Her mother had known instantly that something was wrong. She’d assumed—wrongly—that her daughter must’ve fallen in love with someone across the ocean.

Of course, Candace hadn’t been able to confess the enormity of what she’d done. The only way to survive was not to think about Jennie. To get back to work. It hadn’t taken her long to realize her days as a pediatric nurse were over.

She couldn’t bear to work with babies and children. Every time she looked into a little girl’s face, Candace wondered about her baby girl. What she was doing. And, most important, if she was loved.

The decision to switch to working in the emergency room—as far away from young babies as she could get—had been inevitable.
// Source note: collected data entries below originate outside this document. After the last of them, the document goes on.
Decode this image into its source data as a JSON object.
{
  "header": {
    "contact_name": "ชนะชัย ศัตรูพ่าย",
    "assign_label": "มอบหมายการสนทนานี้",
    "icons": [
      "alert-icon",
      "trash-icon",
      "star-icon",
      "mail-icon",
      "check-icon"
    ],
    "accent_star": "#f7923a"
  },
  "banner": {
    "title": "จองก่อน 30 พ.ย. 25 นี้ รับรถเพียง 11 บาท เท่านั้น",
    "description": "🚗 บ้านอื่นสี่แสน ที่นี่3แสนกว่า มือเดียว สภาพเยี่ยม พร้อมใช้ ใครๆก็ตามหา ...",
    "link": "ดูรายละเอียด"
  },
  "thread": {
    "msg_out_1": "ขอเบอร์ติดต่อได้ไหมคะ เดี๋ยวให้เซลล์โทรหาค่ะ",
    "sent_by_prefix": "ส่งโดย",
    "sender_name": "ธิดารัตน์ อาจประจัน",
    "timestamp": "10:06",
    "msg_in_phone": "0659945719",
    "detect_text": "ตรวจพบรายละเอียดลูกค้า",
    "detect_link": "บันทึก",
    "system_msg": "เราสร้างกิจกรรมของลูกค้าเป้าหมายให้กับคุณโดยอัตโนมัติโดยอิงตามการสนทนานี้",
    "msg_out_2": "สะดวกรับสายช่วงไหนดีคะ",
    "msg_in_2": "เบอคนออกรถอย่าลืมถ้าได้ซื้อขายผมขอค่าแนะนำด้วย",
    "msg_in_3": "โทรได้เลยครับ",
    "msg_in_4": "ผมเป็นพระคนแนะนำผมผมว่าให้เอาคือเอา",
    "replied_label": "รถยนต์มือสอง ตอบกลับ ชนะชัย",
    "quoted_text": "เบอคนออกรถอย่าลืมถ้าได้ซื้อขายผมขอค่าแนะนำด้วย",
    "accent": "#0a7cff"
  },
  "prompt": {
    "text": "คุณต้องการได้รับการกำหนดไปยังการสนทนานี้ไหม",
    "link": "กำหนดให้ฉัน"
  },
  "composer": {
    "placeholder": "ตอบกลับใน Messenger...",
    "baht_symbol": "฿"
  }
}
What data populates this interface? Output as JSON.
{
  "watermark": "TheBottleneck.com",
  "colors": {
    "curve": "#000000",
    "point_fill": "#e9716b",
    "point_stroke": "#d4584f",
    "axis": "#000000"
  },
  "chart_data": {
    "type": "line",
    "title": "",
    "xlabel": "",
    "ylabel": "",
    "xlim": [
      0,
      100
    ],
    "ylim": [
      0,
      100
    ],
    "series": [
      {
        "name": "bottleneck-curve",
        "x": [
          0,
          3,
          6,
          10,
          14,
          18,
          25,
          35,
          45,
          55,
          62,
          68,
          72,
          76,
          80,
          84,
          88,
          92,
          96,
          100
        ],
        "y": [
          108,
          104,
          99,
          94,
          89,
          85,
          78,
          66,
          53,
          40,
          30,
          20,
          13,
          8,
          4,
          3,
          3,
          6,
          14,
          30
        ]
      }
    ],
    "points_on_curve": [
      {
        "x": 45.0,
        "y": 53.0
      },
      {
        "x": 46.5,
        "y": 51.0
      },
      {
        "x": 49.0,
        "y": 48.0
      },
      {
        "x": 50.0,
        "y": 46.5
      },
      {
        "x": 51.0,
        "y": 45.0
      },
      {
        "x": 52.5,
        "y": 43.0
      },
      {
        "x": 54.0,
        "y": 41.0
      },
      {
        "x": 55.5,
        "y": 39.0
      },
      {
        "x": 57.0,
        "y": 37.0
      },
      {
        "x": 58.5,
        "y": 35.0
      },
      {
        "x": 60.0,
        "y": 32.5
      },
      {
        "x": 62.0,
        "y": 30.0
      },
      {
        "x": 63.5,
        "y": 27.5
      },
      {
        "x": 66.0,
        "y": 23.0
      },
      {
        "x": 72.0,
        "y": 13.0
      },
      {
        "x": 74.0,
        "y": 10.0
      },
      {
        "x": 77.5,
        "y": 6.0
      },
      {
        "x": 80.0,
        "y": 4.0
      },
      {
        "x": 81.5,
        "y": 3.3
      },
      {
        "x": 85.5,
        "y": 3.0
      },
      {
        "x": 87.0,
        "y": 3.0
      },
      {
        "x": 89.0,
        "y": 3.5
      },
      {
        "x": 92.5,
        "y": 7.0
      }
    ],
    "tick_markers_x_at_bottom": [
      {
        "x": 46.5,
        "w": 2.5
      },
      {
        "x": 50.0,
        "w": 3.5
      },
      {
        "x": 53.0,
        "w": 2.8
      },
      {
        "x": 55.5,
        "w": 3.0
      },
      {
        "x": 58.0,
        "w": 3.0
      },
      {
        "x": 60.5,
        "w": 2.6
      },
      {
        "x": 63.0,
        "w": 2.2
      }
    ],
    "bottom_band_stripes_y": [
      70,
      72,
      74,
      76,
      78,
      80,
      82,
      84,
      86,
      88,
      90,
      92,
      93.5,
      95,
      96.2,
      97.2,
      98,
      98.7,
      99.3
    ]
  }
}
Then her mother had almost died.

Catherine had fallen off a ladder while packing winter blankets into storage and cracked her skull. It had been touch and go—and had taken a week for her to regain consciousness. The doctors had feared she would be permanently brain-damaged.

Looking at her mother now, Candace marveled over the amazing changes time had wrought.

Her mother wasn’t out of the woods yet and she still suffered memory lapses, but with every month that passed, Catherine grew stronger. The chances of the stroke that the doctors had initially feared were lessening.

“I’d like to go sit in the garden,” her mother said suddenly. “And I’m sure Jennie would like that far better than being cooped up in an old woman’s room.”